In the early 1970s, Wing Mark proposed the idea of making high-purity Hafnium Crystal Bar to Teledyne Wah Chang Albany. He went on to design the production plant, equipment, and process which produced a 99.99999% Hafnium purity, earning him the nickname, “Mr. Hafnium.”

In 1975, TWCA had 1,400 employees, and had $100 million in annual sales.

In 1979, Mark Siddall developed a method for the isotope separation of Zirconium as . After separation the desired isotopes are converted to the metal by the van Arkel-de Boer process.
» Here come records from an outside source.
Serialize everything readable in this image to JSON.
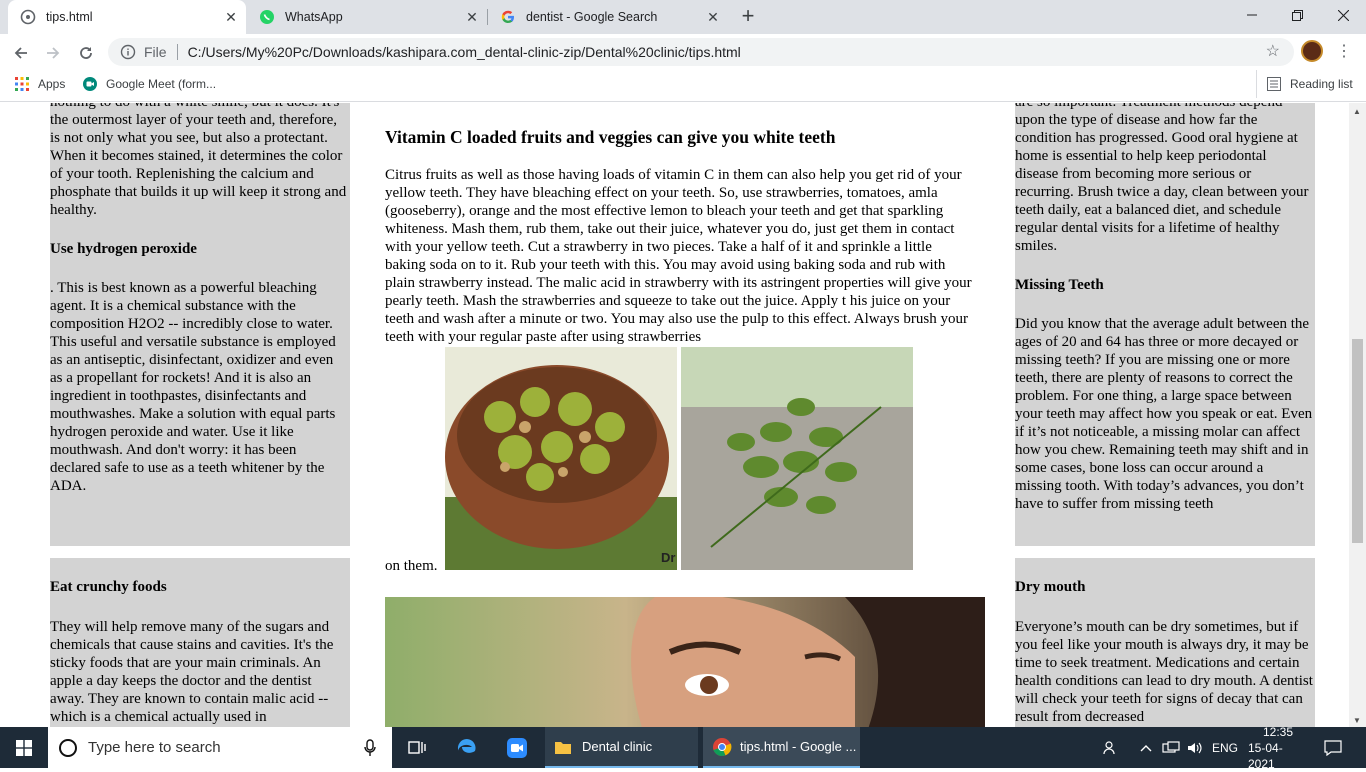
{
  "browser": {
    "tabs": [
      {
        "title": "tips.html",
        "icon": "globe-icon",
        "active": true
      },
      {
        "title": "WhatsApp",
        "icon": "whatsapp-icon",
        "active": false
      },
      {
        "title": "dentist - Google Search",
        "icon": "google-icon",
        "active": false
      }
    ],
    "url_prefix": "File",
    "url": "C:/Users/My%20Pc/Downloads/kashipara.com_dental-clinic-zip/Dental%20clinic/tips.html",
    "bookmarks": {
      "apps": "Apps",
      "meet": "Google Meet (form...",
      "reading_list": "Reading list"
    }
  },
  "left_column": {
    "top_partial": "nothing to do with a white smile, but it does. It's the outermost layer of your teeth and, therefore, is not only what you see, but also a protectant. When it becomes stained, it determines the color of your tooth. Replenishing the calcium and phosphate that builds it up will keep it strong and healthy.",
    "heading1": "Use hydrogen peroxide",
    "body1": ". This is best known as a powerful bleaching agent. It is a chemical substance with the composition H2O2 -- incredibly close to water. This useful and versatile substance is employed as an antiseptic, disinfectant, oxidizer and even as a propellant for rockets! And it is also an ingredient in toothpastes, disinfectants and mouthwashes. Make a solution with equal parts hydrogen peroxide and water. Use it like mouthwash. And don't worry: it has been declared safe to use as a teeth whitener by the ADA.",
    "heading2": "Eat crunchy foods",
    "body2": "They will help remove many of the sugars and chemicals that cause stains and cavities. It's the sticky foods that are your main criminals. An apple a day keeps the doctor and the dentist away. They are known to contain malic acid -- which is a chemical actually used in"
  },
  "center_column": {
    "heading": "Vitamin C loaded fruits and veggies can give you white teeth",
    "body": "Citrus fruits as well as those having loads of vitamin C in them can also help you get rid of your yellow teeth. They have bleaching effect on your teeth. So, use strawberries, tomatoes, amla (gooseberry), orange and the most effective lemon to bleach your teeth and get that sparkling whiteness. Mash them, rub them, take out their juice, whatever you do, just get them in contact with your yellow teeth. Cut a strawberry in two pieces. Take a half of it and sprinkle a little baking soda on to it. Rub your teeth with this. You may avoid using baking soda and rub with plain strawberry instead. The malic acid in strawberry with its astringent properties will give your pearly teeth. Mash the strawberries and squeeze to take out the juice. Apply t his juice on your teeth and wash after a minute or two. You may also use the pulp to this effect. Always brush your teeth with your regular paste after using strawberries",
    "tail": "on them."
  },
  "right_column": {
    "top_partial": "are so important. Treatment methods depend upon the type of disease and how far the condition has progressed. Good oral hygiene at home is essential to help keep periodontal disease from becoming more serious or recurring. Brush twice a day, clean between your teeth daily, eat a balanced diet, and schedule regular dental visits for a lifetime of healthy smiles.",
    "heading1": "Missing Teeth",
    "body1": "Did you know that the average adult between the ages of 20 and 64 has three or more decayed or missing teeth? If you are missing one or more teeth, there are plenty of reasons to correct the problem. For one thing, a large space between your teeth may affect how you speak or eat. Even if it’s not noticeable, a missing molar can affect how you chew. Remaining teeth may shift and in some cases, bone loss can occur around a missing tooth. With today’s advances, you don’t have to suffer from missing teeth",
    "heading2": "Dry mouth",
    "body2": "Everyone’s mouth can be dry sometimes, but if you feel like your mouth is always dry, it may be time to seek treatment. Medications and certain health conditions can lead to dry mouth. A dentist will check your teeth for signs of decay that can result from decreased"
  },
  "taskbar": {
    "search_placeholder": "Type here to search",
    "apps": [
      {
        "label": "Dental clinic",
        "icon": "folder-icon"
      },
      {
        "label": "tips.html - Google ...",
        "icon": "chrome-icon"
      }
    ],
    "lang": "ENG",
    "time": "12:35",
    "date": "15-04-2021"
  }
}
In 1982, it entered a joint venture with Mitsui and Ishizuka Research to form Zirconium Industry Corp. Zirconium sponge was produced by this venture in Japan to refine the zirconium sand at a new plant from 1983.

Its Glen Cove, New York plant on the North Shore of Long Island became an EPA Superfund site sometime after 1989.

The company began to wind down in the 1990s as the Cold War ended, although it still generated research output like and .

===Millersburg Superfund site===
In 1976, the Oregon State Health Division discovered that the 113,000 cubic yards of industrial sludge at the Millersburg plant contained VOCs, PAHs, PCBs, chromium, thorium, zirconium, radium-226, radium-228, and was radioactive. The groundwater was contaminated with Methyl isobutyl ketone, vinyl chloride, Bis(2-ethylhexyl) phthalate, beryllium, copper, manganese, uranium, PCBs, radium-226, radium-228, ammonium, and fluoride. The sludge ponds were 400 feet from the Willamette River. Wah Chang had also spread 10,000 tons on an agricultural site to determine if that was a valid way to dispose of the material, and that site was radioactive as well. Some of the sludge had also been sent to the Coffin Butte Landfill. The Millersburg plant was listed as a Superfund site in 1983, requiring environmental clean-up, which was carried out over the following several years according to consent decrees in 1997 and 2006. Sludge was excavated, solidified (into cement) and moved to a monocell at the Finley Buttes Landfill near Boardman, Oregon. The site cannot be built on nor can it be used as a drinking water source. Other waste, such as highly acidic (PH 1.0) groundwater contaminated with radium, uranium, and thorium had to be sent to the Low Level Radioactive Disposal Area at Hanford.

The site violated wastewater discharge permits in 1975, 1977, and 1978. It also had water quality permit violations in 1979, 1980, 1989, and was fined for illegal open burning in 1983, and there was a hazardous waste fire in 2018.

===Allegheny Technologies subsidiary (1996–present)===
After TWCA merged with Allegheny Ludlum Corporation in 1996, to become Allegheny Technologies Incorporated, the company became ATI Wah Chang.

== Wah Chang people ==
- Kuo-Ching "KC" Li Sr. - Founder, President, and Chairman of Wah Chang Corporation.
- Wing Muin Mark (a.k.a. "Mr. Hafnium") - Chief Engineer/Architect/Operations Manager at Wah Chang Corporation and Teledyne Wah Chang Albany, who developed the processes for producing high-purity Hafnium (99.99999%), Zirconium, and Titanium. Mark received his Bachelor of Science Degree in Chemistry and a Minor in Metallurgy from the University of Illinois at Urbana-Champaign in 1949.
- Stephen W. H. Yih - Engineer and President (after Kuo-Ching Li Sr.) of Teledyne Wah Chang Albany in Albany. Yih served as president for 20 years.
- Edmund F. Baroch - Vice President of Teledyne Wah Chang in Albany, Oregon

== Merger and acquisition ==
- 1916 Kuo-Ching Li founded Wah Chang Trading Corporation in New York state.
- 1967 Acquired by Teledyne and became Teledyne Wah Chang Albany (TWCA) located in Albany, Oregon. It became a subsidiary of Teledyne.
- Wah Chang's Alabama plant became Teledyne Wah Chang Huntsville, a subsidiary of Teledyne.
- 1996 Teledyne acquired by Allegheny Ludlum Corporation, which created parent company named Allegheny Technologies Incorporated (ATI). Teledyne Wah Chang became ATI Wah Chang.
- 2014 ATI Wah Chang renamed ATI Specialty Alloys and Components, a business unit of ATI.

== ATI ==
In March 2014, it was renamed ATI Specialty Alloys and Components.